Step 9: Produce the review report
Output a structured review with these sections:
Backport Summary
- Backport: D —
- Original: D<id> — <title> (commit: <hash>)
- Target branch:
- Additional diffs included: D, D, ... (or "None")
File Comparison
- Files in both diffs: list
- Files only in backport: list (with explanation)
- Files only in original: list (with explanation — this might indicate a problem)
Change Comparison
- Identical changes: list of files with no meaningful diff differences
- Expected differences (from additional diffs): describe which changes come from which referenced diff
- Differences requiring review: for each difference, quote the relevant
+/- lines from both the original and backport diffs so the reviewer can see exactly what changed. Do not just describe the difference in prose — always include the actual code context.
Unrelated Code Pulled In From Master (if any)

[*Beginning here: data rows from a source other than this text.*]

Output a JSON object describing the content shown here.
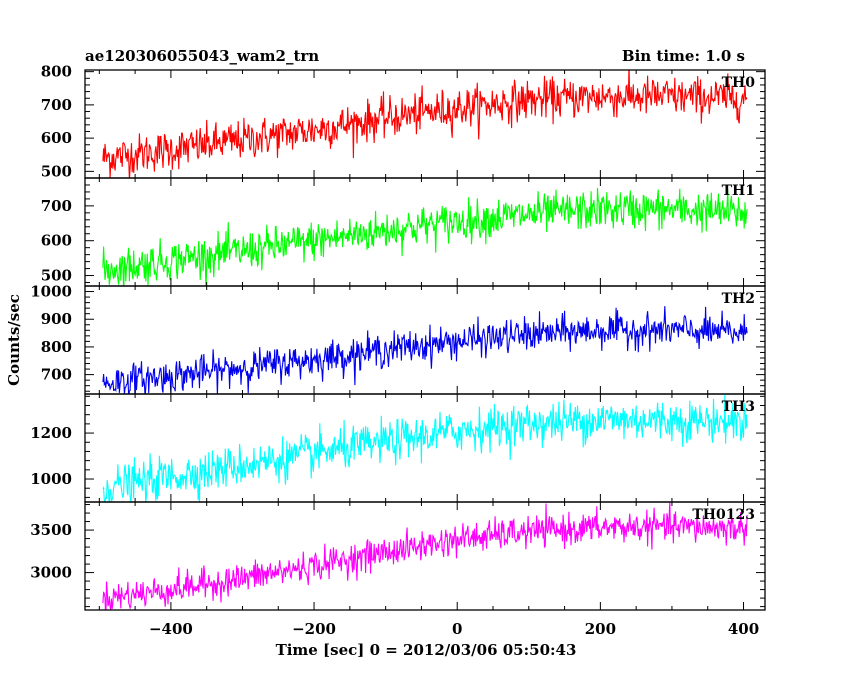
{
  "header": {
    "title": "ae120306055043_wam2_trn",
    "bin_time": "Bin time: 1.0 s"
  },
  "axes": {
    "xlabel": "Time [sec] 0 = 2012/03/06 05:50:43",
    "ylabel": "Counts/sec"
  },
  "chart_data": {
    "type": "line",
    "title": "ae120306055043_wam2_trn",
    "subtitle": "Bin time: 1.0 s",
    "xlabel": "Time [sec] 0 = 2012/03/06 05:50:43",
    "ylabel": "Counts/sec",
    "xlim": [
      -520,
      430
    ],
    "x_range": [
      -495,
      405
    ],
    "xticks": [
      -400,
      -200,
      0,
      200,
      400
    ],
    "x_tick_labels": [
      "−400",
      "−200",
      "0",
      "200",
      "400"
    ],
    "grid": false,
    "panels": [
      {
        "name": "TH0",
        "color": "#ff0000",
        "ylim": [
          480,
          805
        ],
        "yticks": [
          500,
          600,
          700,
          800
        ],
        "trend_x": [
          -495,
          -400,
          -300,
          -200,
          -100,
          0,
          100,
          200,
          300,
          405
        ],
        "trend_y": [
          540,
          565,
          595,
          625,
          660,
          690,
          715,
          725,
          725,
          720
        ],
        "noise": 30
      },
      {
        "name": "TH1",
        "color": "#00ff00",
        "ylim": [
          470,
          780
        ],
        "yticks": [
          500,
          600,
          700
        ],
        "trend_x": [
          -495,
          -400,
          -300,
          -200,
          -100,
          0,
          100,
          200,
          300,
          405
        ],
        "trend_y": [
          515,
          545,
          570,
          600,
          630,
          655,
          675,
          690,
          690,
          680
        ],
        "noise": 28
      },
      {
        "name": "TH2",
        "color": "#0000ee",
        "ylim": [
          630,
          1020
        ],
        "yticks": [
          700,
          800,
          900,
          1000
        ],
        "trend_x": [
          -495,
          -400,
          -300,
          -200,
          -100,
          0,
          100,
          200,
          300,
          405
        ],
        "trend_y": [
          670,
          695,
          725,
          755,
          790,
          820,
          845,
          860,
          860,
          850
        ],
        "noise": 30
      },
      {
        "name": "TH3",
        "color": "#00ffff",
        "ylim": [
          900,
          1370
        ],
        "yticks": [
          1000,
          1200
        ],
        "trend_x": [
          -495,
          -400,
          -300,
          -200,
          -100,
          0,
          100,
          200,
          300,
          405
        ],
        "trend_y": [
          960,
          1010,
          1060,
          1110,
          1160,
          1210,
          1240,
          1260,
          1255,
          1250
        ],
        "noise": 45
      },
      {
        "name": "TH0123",
        "color": "#ff00ff",
        "ylim": [
          2560,
          3830
        ],
        "yticks": [
          3000,
          3500
        ],
        "trend_x": [
          -495,
          -400,
          -300,
          -200,
          -100,
          0,
          100,
          200,
          300,
          405
        ],
        "trend_y": [
          2700,
          2800,
          2930,
          3080,
          3240,
          3390,
          3480,
          3530,
          3540,
          3520
        ],
        "noise": 90
      }
    ]
  }
}
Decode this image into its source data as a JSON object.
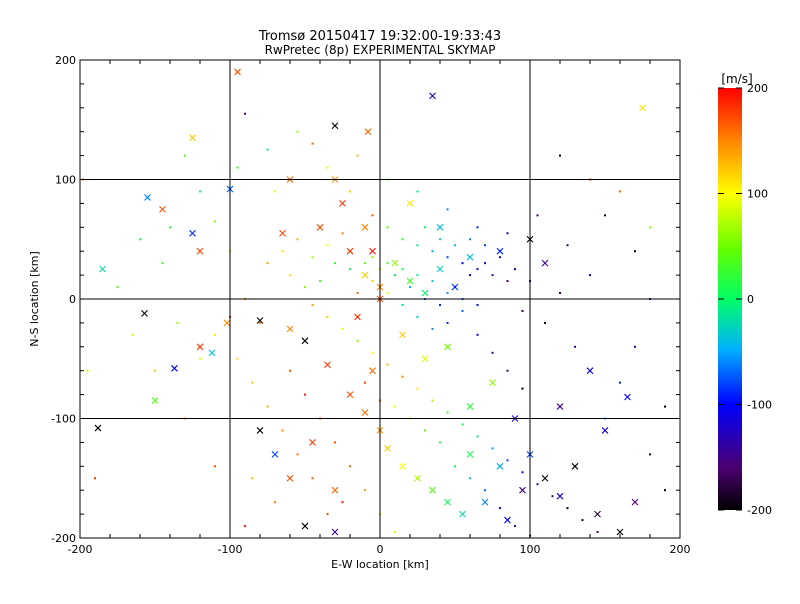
{
  "chart_data": {
    "type": "scatter",
    "title": "Tromsø 20150417 19:32:00-19:33:43",
    "subtitle": "RwPretec (8p) EXPERIMENTAL SKYMAP",
    "xlabel": "E-W location [km]",
    "ylabel": "N-S location [km]",
    "xlim": [
      -200,
      200
    ],
    "ylim": [
      -200,
      200
    ],
    "x_ticks": [
      "-200",
      "-100",
      "0",
      "100",
      "200"
    ],
    "y_ticks": [
      "-200",
      "-100",
      "0",
      "100",
      "200"
    ],
    "grid": true,
    "colorbar": {
      "label": "[m/s]",
      "range": [
        -200,
        200
      ],
      "ticks": [
        "-200",
        "-100",
        "0",
        "100",
        "200"
      ]
    },
    "series": [
      {
        "marker": "x",
        "points": [
          [
            -95,
            190,
            170
          ],
          [
            -8,
            140,
            160
          ],
          [
            -30,
            145,
            -200
          ],
          [
            35,
            170,
            -120
          ],
          [
            175,
            160,
            110
          ],
          [
            -125,
            135,
            120
          ],
          [
            -155,
            85,
            -60
          ],
          [
            -145,
            75,
            170
          ],
          [
            -125,
            55,
            -90
          ],
          [
            -120,
            40,
            170
          ],
          [
            -100,
            92,
            -70
          ],
          [
            -185,
            25,
            -20
          ],
          [
            -188,
            -108,
            -200
          ],
          [
            -157,
            -12,
            -200
          ],
          [
            -137,
            -58,
            -100
          ],
          [
            -150,
            -85,
            40
          ],
          [
            -120,
            -40,
            180
          ],
          [
            -112,
            -45,
            -40
          ],
          [
            -102,
            -20,
            150
          ],
          [
            -80,
            -18,
            -200
          ],
          [
            -60,
            -25,
            150
          ],
          [
            -50,
            -35,
            -200
          ],
          [
            -20,
            40,
            180
          ],
          [
            -10,
            20,
            120
          ],
          [
            0,
            10,
            150
          ],
          [
            10,
            30,
            60
          ],
          [
            20,
            15,
            30
          ],
          [
            30,
            5,
            0
          ],
          [
            40,
            25,
            -30
          ],
          [
            50,
            10,
            -80
          ],
          [
            60,
            35,
            -40
          ],
          [
            80,
            40,
            -90
          ],
          [
            100,
            50,
            -200
          ],
          [
            110,
            30,
            -150
          ],
          [
            -35,
            -55,
            180
          ],
          [
            -20,
            -80,
            170
          ],
          [
            -10,
            -95,
            160
          ],
          [
            0,
            -110,
            140
          ],
          [
            5,
            -125,
            120
          ],
          [
            15,
            -140,
            100
          ],
          [
            25,
            -150,
            70
          ],
          [
            35,
            -160,
            40
          ],
          [
            45,
            -170,
            10
          ],
          [
            55,
            -180,
            -20
          ],
          [
            70,
            -170,
            -60
          ],
          [
            85,
            -185,
            -100
          ],
          [
            95,
            -160,
            -150
          ],
          [
            110,
            -150,
            -200
          ],
          [
            130,
            -140,
            -200
          ],
          [
            145,
            -180,
            -180
          ],
          [
            160,
            -195,
            -200
          ],
          [
            170,
            -170,
            -160
          ],
          [
            150,
            -110,
            -120
          ],
          [
            -80,
            -110,
            -200
          ],
          [
            -60,
            -150,
            170
          ],
          [
            -45,
            -120,
            180
          ],
          [
            -30,
            -160,
            160
          ],
          [
            -70,
            -130,
            -80
          ],
          [
            -50,
            -190,
            -200
          ],
          [
            -30,
            -195,
            -150
          ],
          [
            60,
            -90,
            20
          ],
          [
            75,
            -70,
            60
          ],
          [
            90,
            -100,
            -120
          ],
          [
            120,
            -90,
            -150
          ],
          [
            165,
            -82,
            -100
          ],
          [
            140,
            -60,
            -110
          ],
          [
            -25,
            80,
            180
          ],
          [
            -40,
            60,
            170
          ],
          [
            -10,
            60,
            150
          ],
          [
            20,
            80,
            110
          ],
          [
            40,
            60,
            -40
          ],
          [
            -60,
            100,
            160
          ],
          [
            -30,
            100,
            140
          ],
          [
            0,
            0,
            170
          ],
          [
            -15,
            -15,
            180
          ],
          [
            15,
            -30,
            120
          ],
          [
            30,
            -50,
            90
          ],
          [
            45,
            -40,
            50
          ],
          [
            -5,
            -60,
            160
          ],
          [
            60,
            -130,
            10
          ],
          [
            80,
            -140,
            -50
          ],
          [
            100,
            -130,
            -80
          ],
          [
            120,
            -165,
            -120
          ],
          [
            -65,
            55,
            175
          ],
          [
            -5,
            40,
            190
          ]
        ]
      },
      {
        "marker": "dot",
        "points": [
          [
            -90,
            155,
            -150
          ],
          [
            -45,
            130,
            160
          ],
          [
            -20,
            90,
            120
          ],
          [
            -70,
            90,
            90
          ],
          [
            -130,
            120,
            40
          ],
          [
            -110,
            65,
            60
          ],
          [
            -100,
            40,
            80
          ],
          [
            -75,
            30,
            140
          ],
          [
            -60,
            20,
            110
          ],
          [
            -50,
            10,
            60
          ],
          [
            -40,
            15,
            30
          ],
          [
            -30,
            30,
            20
          ],
          [
            -20,
            25,
            10
          ],
          [
            -10,
            30,
            40
          ],
          [
            0,
            25,
            80
          ],
          [
            10,
            20,
            0
          ],
          [
            20,
            10,
            -40
          ],
          [
            30,
            0,
            -70
          ],
          [
            40,
            -5,
            -90
          ],
          [
            50,
            10,
            -110
          ],
          [
            60,
            20,
            -100
          ],
          [
            70,
            30,
            -130
          ],
          [
            85,
            15,
            -160
          ],
          [
            95,
            -10,
            -180
          ],
          [
            110,
            -20,
            -200
          ],
          [
            120,
            5,
            -170
          ],
          [
            130,
            -40,
            -150
          ],
          [
            140,
            20,
            -120
          ],
          [
            -45,
            -5,
            140
          ],
          [
            -35,
            -15,
            120
          ],
          [
            -25,
            -25,
            90
          ],
          [
            -15,
            -35,
            60
          ],
          [
            -5,
            -45,
            100
          ],
          [
            5,
            -55,
            130
          ],
          [
            15,
            -65,
            150
          ],
          [
            25,
            -75,
            110
          ],
          [
            35,
            -85,
            70
          ],
          [
            45,
            -95,
            40
          ],
          [
            55,
            -105,
            10
          ],
          [
            65,
            -115,
            -20
          ],
          [
            75,
            -125,
            -50
          ],
          [
            85,
            -135,
            -80
          ],
          [
            95,
            -145,
            -110
          ],
          [
            105,
            -155,
            -140
          ],
          [
            115,
            -165,
            -170
          ],
          [
            125,
            -175,
            -200
          ],
          [
            135,
            -185,
            -190
          ],
          [
            145,
            -195,
            -160
          ],
          [
            -60,
            -60,
            170
          ],
          [
            -50,
            -80,
            190
          ],
          [
            -40,
            -100,
            180
          ],
          [
            -30,
            -120,
            170
          ],
          [
            -20,
            -140,
            160
          ],
          [
            -10,
            -160,
            140
          ],
          [
            0,
            -180,
            110
          ],
          [
            10,
            -195,
            80
          ],
          [
            -70,
            -170,
            150
          ],
          [
            -85,
            -150,
            130
          ],
          [
            -90,
            -190,
            190
          ],
          [
            -110,
            -140,
            170
          ],
          [
            -130,
            -100,
            150
          ],
          [
            -150,
            -60,
            120
          ],
          [
            -165,
            -30,
            80
          ],
          [
            -175,
            10,
            40
          ],
          [
            -140,
            60,
            20
          ],
          [
            -120,
            90,
            0
          ],
          [
            -95,
            110,
            30
          ],
          [
            -75,
            125,
            -20
          ],
          [
            -55,
            140,
            60
          ],
          [
            -35,
            110,
            90
          ],
          [
            -15,
            120,
            130
          ],
          [
            5,
            100,
            50
          ],
          [
            25,
            90,
            -10
          ],
          [
            45,
            75,
            -60
          ],
          [
            65,
            60,
            -90
          ],
          [
            85,
            55,
            -120
          ],
          [
            105,
            70,
            -150
          ],
          [
            125,
            45,
            -170
          ],
          [
            150,
            70,
            -190
          ],
          [
            170,
            40,
            -200
          ],
          [
            180,
            0,
            -150
          ],
          [
            170,
            -40,
            -120
          ],
          [
            160,
            -70,
            -90
          ],
          [
            150,
            -100,
            -60
          ],
          [
            180,
            -130,
            -180
          ],
          [
            190,
            -160,
            -200
          ],
          [
            -5,
            70,
            170
          ],
          [
            5,
            60,
            40
          ],
          [
            15,
            50,
            20
          ],
          [
            25,
            45,
            -20
          ],
          [
            35,
            40,
            -50
          ],
          [
            45,
            35,
            -80
          ],
          [
            55,
            30,
            -100
          ],
          [
            65,
            25,
            -120
          ],
          [
            75,
            20,
            -140
          ],
          [
            -25,
            55,
            150
          ],
          [
            -35,
            45,
            100
          ],
          [
            -45,
            35,
            70
          ],
          [
            -55,
            50,
            130
          ],
          [
            -65,
            40,
            110
          ],
          [
            -15,
            5,
            160
          ],
          [
            -5,
            15,
            120
          ],
          [
            5,
            5,
            90
          ],
          [
            15,
            -5,
            -10
          ],
          [
            25,
            -15,
            -30
          ],
          [
            35,
            -25,
            -60
          ],
          [
            45,
            -20,
            -90
          ],
          [
            55,
            -10,
            -70
          ],
          [
            65,
            -30,
            -110
          ],
          [
            75,
            -45,
            -140
          ],
          [
            85,
            -60,
            -170
          ],
          [
            95,
            -75,
            -200
          ],
          [
            -80,
            -20,
            160
          ],
          [
            -90,
            0,
            140
          ],
          [
            -100,
            -15,
            180
          ],
          [
            -110,
            -30,
            110
          ],
          [
            -120,
            -50,
            90
          ],
          [
            -135,
            -20,
            60
          ],
          [
            -145,
            30,
            30
          ],
          [
            -160,
            50,
            10
          ],
          [
            -10,
            -70,
            175
          ],
          [
            0,
            -85,
            150
          ],
          [
            10,
            -90,
            95
          ],
          [
            20,
            -100,
            75
          ],
          [
            30,
            -110,
            45
          ],
          [
            40,
            -120,
            25
          ],
          [
            50,
            -140,
            0
          ],
          [
            60,
            -150,
            -30
          ],
          [
            70,
            -160,
            -70
          ],
          [
            80,
            -175,
            -100
          ],
          [
            90,
            -190,
            -130
          ],
          [
            100,
            -198,
            -160
          ],
          [
            -25,
            -170,
            185
          ],
          [
            -35,
            -180,
            175
          ],
          [
            -45,
            -150,
            165
          ],
          [
            -55,
            -130,
            155
          ],
          [
            -65,
            -110,
            145
          ],
          [
            -75,
            -90,
            135
          ],
          [
            -85,
            -70,
            125
          ],
          [
            -95,
            -50,
            115
          ],
          [
            30,
            60,
            0
          ],
          [
            40,
            50,
            -20
          ],
          [
            50,
            45,
            -40
          ],
          [
            60,
            50,
            -60
          ],
          [
            70,
            45,
            -80
          ],
          [
            80,
            35,
            -100
          ],
          [
            90,
            25,
            -120
          ],
          [
            100,
            15,
            -140
          ],
          [
            -5,
            35,
            60
          ],
          [
            5,
            30,
            30
          ],
          [
            15,
            25,
            10
          ],
          [
            25,
            20,
            -10
          ],
          [
            35,
            15,
            -35
          ],
          [
            45,
            5,
            -55
          ],
          [
            55,
            0,
            -75
          ],
          [
            65,
            -5,
            -95
          ],
          [
            120,
            120,
            -200
          ],
          [
            140,
            100,
            180
          ],
          [
            160,
            90,
            160
          ],
          [
            180,
            60,
            60
          ],
          [
            190,
            -90,
            -200
          ],
          [
            -190,
            -150,
            180
          ],
          [
            -195,
            -60,
            110
          ],
          [
            -198,
            100,
            140
          ]
        ]
      }
    ]
  }
}
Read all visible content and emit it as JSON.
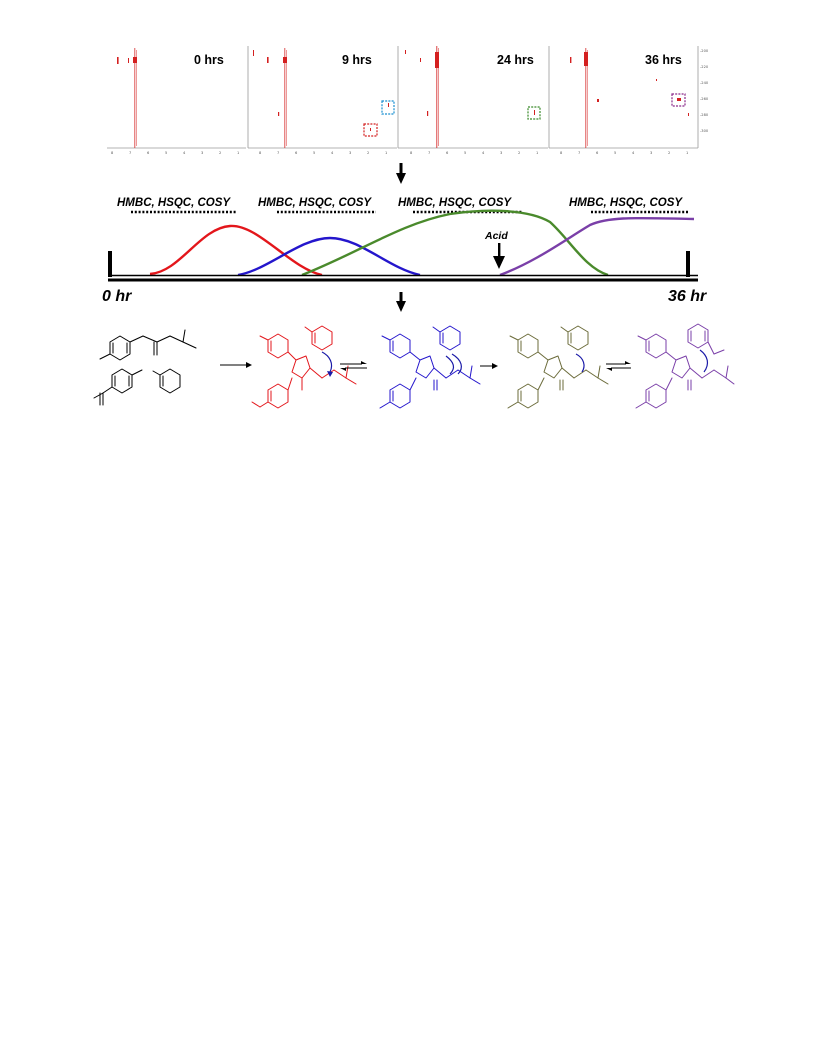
{
  "panels": [
    {
      "time_label": "0 hrs"
    },
    {
      "time_label": "9 hrs"
    },
    {
      "time_label": "24 hrs"
    },
    {
      "time_label": "36 hrs"
    }
  ],
  "techniques": [
    {
      "label": "HMBC, HSQC, COSY"
    },
    {
      "label": "HMBC, HSQC, COSY"
    },
    {
      "label": "HMBC, HSQC, COSY"
    },
    {
      "label": "HMBC, HSQC, COSY"
    }
  ],
  "timeline": {
    "start_label": "0 hr",
    "end_label": "36 hr",
    "acid_label": "Acid"
  },
  "colors": {
    "stage1": "#e3161b",
    "stage2": "#2416cc",
    "stage3": "#4a8a2c",
    "stage4": "#7a3fa8",
    "stage3_structure": "#6b6b3a",
    "reactant": "#000000",
    "nmr_peaks": "#d42020",
    "box_blue": "#1a8fd0",
    "box_red": "#d42020",
    "box_green": "#3a8a2a",
    "box_purple": "#8a2a8a"
  },
  "arrows": [
    "down-arrow",
    "down-arrow"
  ]
}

- For each block of unexplained code: the file, the functions/symbols involved, the originating commit on master (hash, diff ID, title, author), and confirmation that this code does not exist on the target branch
- Recommendation to remove these from the backport
Assessment
- Overall verdict: Clean backport / Minor differences / Needs attention
- Specific concerns, if any
Notes
- The
phabricator_diff_raw tool returns the full unified diff. For large diffs, focus comparison on the +/- lines rather than context.
- Line number offsets in hunks (
@@ -a,b +c,d @@) will almost always differ between the original and backport — this is normal and expected.
- Some backports are cherry-picks that apply cleanly; others require conflict resolution. Both are valid.
- When the backport summary mentions additional diffs, always fetch and account for those changes before flagging differences.
- Unexplained code in a backport is almost always from unrelated commits on master that were adjacent to the original change in the same file. During cherry-pick, git's conflict resolution can pull in these neighboring functions as context. Always trace such code back to its origin on master rather than just flagging it as "unexplained."